Die CDU-Anhänger sind Kohl hörig

■ Der Altkanzler wird in Lübeck gefeiert. Denn: Was ist bei den Sonderkonten schon dabei?

Als Helmut Kohl das Podium betritt, spielt die Blaskapelle „Oh, when the saints go marching in“. Die Menschen in der Lübecker Musik- und Kongresshalle (MUK) stehen auf und skandieren: „Helmut, Helmut!“ Im Foyer versichern Mitarbeiter der Vermögensberatungsfirma AWD, dass man Geld braucht, um sich etwas leisten zu können. „Mehr Geld.“

Nach seiner mittäglichen Beichte in Berlin war der Ex-Bundeskanzler stante pede an die Ostsee abgedüst, seinem ehemaligen Abteilungsleiter im Bundeskanzleramt, Hans-Achim Roll, den Rücken zu stärken. Dem Mann, der für die CDU das Lübecker Rathaus erobern soll, ist es „eine Ehre, dass der Kanzler von 16 guten Jahren heute bei uns ist“.

Dass der ehemalige Parteivorsitzende schwarze Kassen an der Öffentlichkeit und am Fiskus vorbei führen ließ, stört hier nur einen jungen Mann in Jeans und Trekking-Stiefeln, der die Reden zornig kommentiert.

Der Lübecker Gerhard Selhausen diskutiert bei Weißwein und Pils mit zwei Freunden die Lage. „Vollkommen ist niemand, aber bestechlich ist er nicht“, fasst Selhausen zusammen. „Das hätt' er auch vor zehn Jahren sagen können“, tadelt Dieter Hormann.

Damit ist das Maß der Kritik auch schon voll. „Man muss sich von der Summe freimachen“, sagt Selhausen zur Million im Koffer des Walther Leisler Kiep. „Das kommt ja aus dem arabischen Raum.“ Da seien solche Geldgeschenke Usus. „Wenn Sie jetzt ein gutes Geschäft machen und, sagen wir, 10.000 Mark Gewinn machen, und sie geben 1.000 Mark dem Vermittler“, fantasiert Hormann, dann sei das keine Bestechung. Man zeige sich auf diese Weise nur erkenntlich. Die drei kennen das vom Bau.

Ob sich Kohl mit Überweisungen aus der schwarzen Kasse CDU-Landesverbände gefügig gemacht haben könnte? „Das hat er nicht nötig“, vermutet Hormann. „Wissen Sie, CDU-Wähler sind hörig.“ Kritik an der Führung sei tabu – im Gegensatz zu den Verhältnissen bei der SPD. Das sei eben „Schröders Verhängnis“.

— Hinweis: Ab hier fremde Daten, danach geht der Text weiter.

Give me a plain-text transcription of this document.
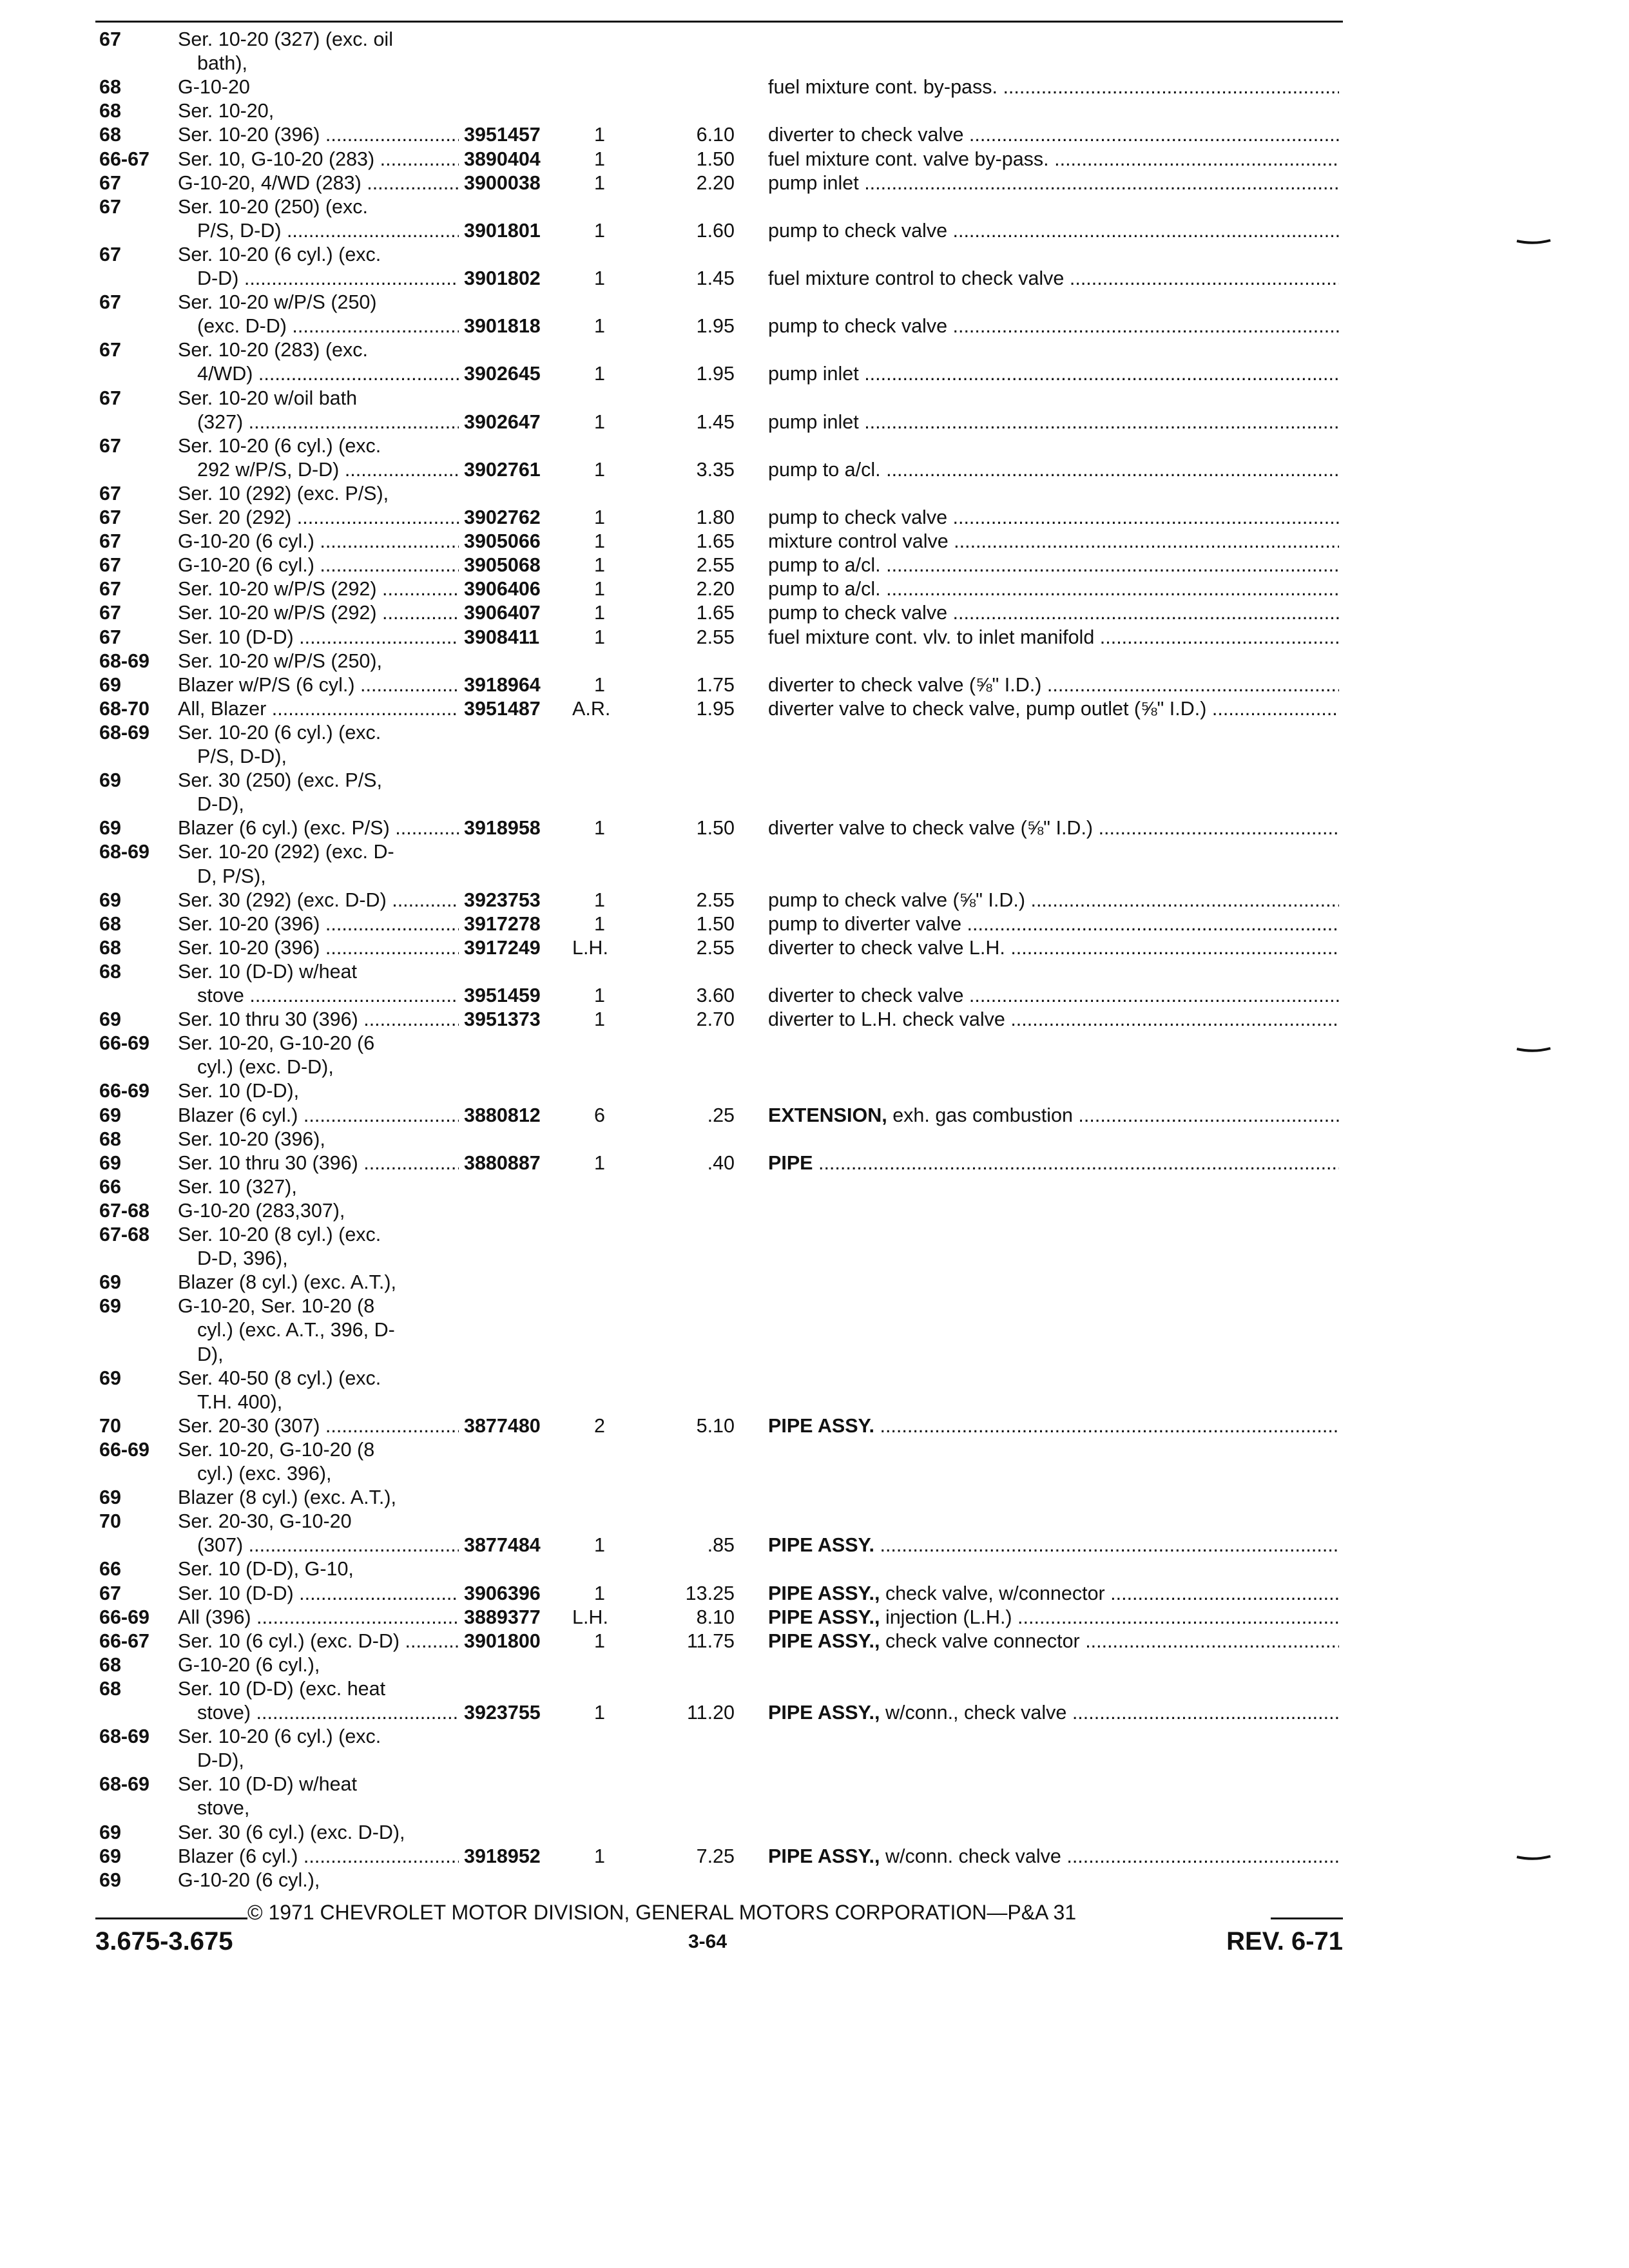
67	Ser. 10-20 (327) (exc. oil
bath),
68	G-10-20	fuel mixture cont. by-pass. .....
68	Ser. 10-20,
68	Ser. 10-20 (396) .....	3951457	1	6.10 diverter to check valve .....
66-67	Ser. 10, G-10-20 (283) .....	3890404	1	1.50 fuel mixture cont. valve by-pass. .....
67	G-10-20, 4/WD (283) .....	3900038	1	2.20 pump inlet .....
67	Ser. 10-20 (250) (exc.
P/S, D-D) .....	3901801	1	1.60 pump to check valve .....
67	Ser. 10-20 (6 cyl.) (exc.
D-D) .....	3901802	1	1.45 fuel mixture control to check valve .....
67	Ser. 10-20 w/P/S (250)
(exc. D-D) .....	3901818	1	1.95 pump to check valve .....
67	Ser. 10-20 (283) (exc.
4/WD) .....	3902645	1	1.95 pump inlet .....
67	Ser. 10-20 w/oil bath
(327) .....	3902647	1	1.45 pump inlet .....
67	Ser. 10-20 (6 cyl.) (exc.
292 w/P/S, D-D) .....	3902761	1	3.35 pump to a/cl. .....
67	Ser. 10 (292) (exc. P/S),
67	Ser. 20 (292) .....	3902762	1	1.80 pump to check valve .....
67	G-10-20 (6 cyl.) .....	3905066	1	1.65 mixture control valve .....
67	G-10-20 (6 cyl.) .....	3905068	1	2.55 pump to a/cl. .....
67	Ser. 10-20 w/P/S (292) .....	3906406	1	2.20 pump to a/cl. .....
67	Ser. 10-20 w/P/S (292) .....	3906407	1	1.65 pump to check valve .....
67	Ser. 10 (D-D) .....	3908411	1	2.55 fuel mixture cont. vlv. to inlet manifold .....
68-69	Ser. 10-20 w/P/S (250),
69	Blazer w/P/S (6 cyl.) .....	3918964	1	1.75 diverter to check valve (⅝" I.D.) .....
68-70	All, Blazer .....	3951487	A.R.	1.95 diverter valve to check valve, pump outlet (⅝" I.D.) .....
68-69	Ser. 10-20 (6 cyl.) (exc.
P/S, D-D),
69	Ser. 30 (250) (exc. P/S,
D-D),
69	Blazer (6 cyl.) (exc. P/S) .....	3918958	1	1.50 diverter valve to check valve (⅝" I.D.) .....
68-69	Ser. 10-20 (292) (exc. D-
D, P/S),
69	Ser. 30 (292) (exc. D-D) .....	3923753	1	2.55 pump to check valve (⅝" I.D.) .....
68	Ser. 10-20 (396) .....	3917278	1	1.50 pump to diverter valve .....
68	Ser. 10-20 (396) .....	3917249	L.H.	2.55 diverter to check valve L.H. .....
68	Ser. 10 (D-D) w/heat
stove .....	3951459	1	3.60 diverter to check valve .....
69	Ser. 10 thru 30 (396) .....	3951373	1	2.70 diverter to L.H. check valve .....
66-69	Ser. 10-20, G-10-20 (6
cyl.) (exc. D-D),
66-69	Ser. 10 (D-D),
69	Blazer (6 cyl.) .....	3880812	6	.25 EXTENSION, exh. gas combustion .....
68	Ser. 10-20 (396),
69	Ser. 10 thru 30 (396) .....	3880887	1	.40 PIPE .....
66	Ser. 10 (327),
67-68	G-10-20 (283,307),
67-68	Ser. 10-20 (8 cyl.) (exc.
D-D, 396),
69	Blazer (8 cyl.) (exc. A.T.),
69	G-10-20, Ser. 10-20 (8
cyl.) (exc. A.T., 396, D-
D),
69	Ser. 40-50 (8 cyl.) (exc.
T.H. 400),
70	Ser. 20-30 (307) .....	3877480	2	5.10 PIPE ASSY. .....
66-69	Ser. 10-20, G-10-20 (8
cyl.) (exc. 396),
69	Blazer (8 cyl.) (exc. A.T.),
70	Ser. 20-30, G-10-20
(307) .....	3877484	1	.85 PIPE ASSY. .....
66	Ser. 10 (D-D), G-10,
67	Ser. 10 (D-D) .....	3906396	1	13.25 PIPE ASSY., check valve, w/connector .....
66-69	All (396) .....	3889377	L.H.	8.10 PIPE ASSY., injection (L.H.) .....
66-67	Ser. 10 (6 cyl.) (exc. D-D) .....	3901800	1	11.75 PIPE ASSY., check valve connector .....
68	G-10-20 (6 cyl.),
68	Ser. 10 (D-D) (exc. heat
stove) .....	3923755	1	11.20 PIPE ASSY., w/conn., check valve .....
68-69	Ser. 10-20 (6 cyl.) (exc.
D-D),
68-69	Ser. 10 (D-D) w/heat
stove,
69	Ser. 30 (6 cyl.) (exc. D-D),
69	Blazer (6 cyl.) .....	3918952	1	7.25 PIPE ASSY., w/conn. check valve .....
69	G-10-20 (6 cyl.),
© 1971 CHEVROLET MOTOR DIVISION, GENERAL MOTORS CORPORATION—P&A 31
3.675-3.675	3-64	REV. 6-71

Ganz auf Linie hatte sich Volker Rühe, CDU-Spitzenkandidat für die schleswig-holsteinische Landtagswahl am 27. Februar, zuvor gegen eine „Diffamierung“ des Ehrenvorsitzenden der CDU gewandt. Am Nachmittag, beim Bummel durch die Altstadt, hätten sich „Szenen des Vertrauens und der Zuneigung“ abgespielt, berichtet Rühe. Kohl lehnt sich zurück und genießt.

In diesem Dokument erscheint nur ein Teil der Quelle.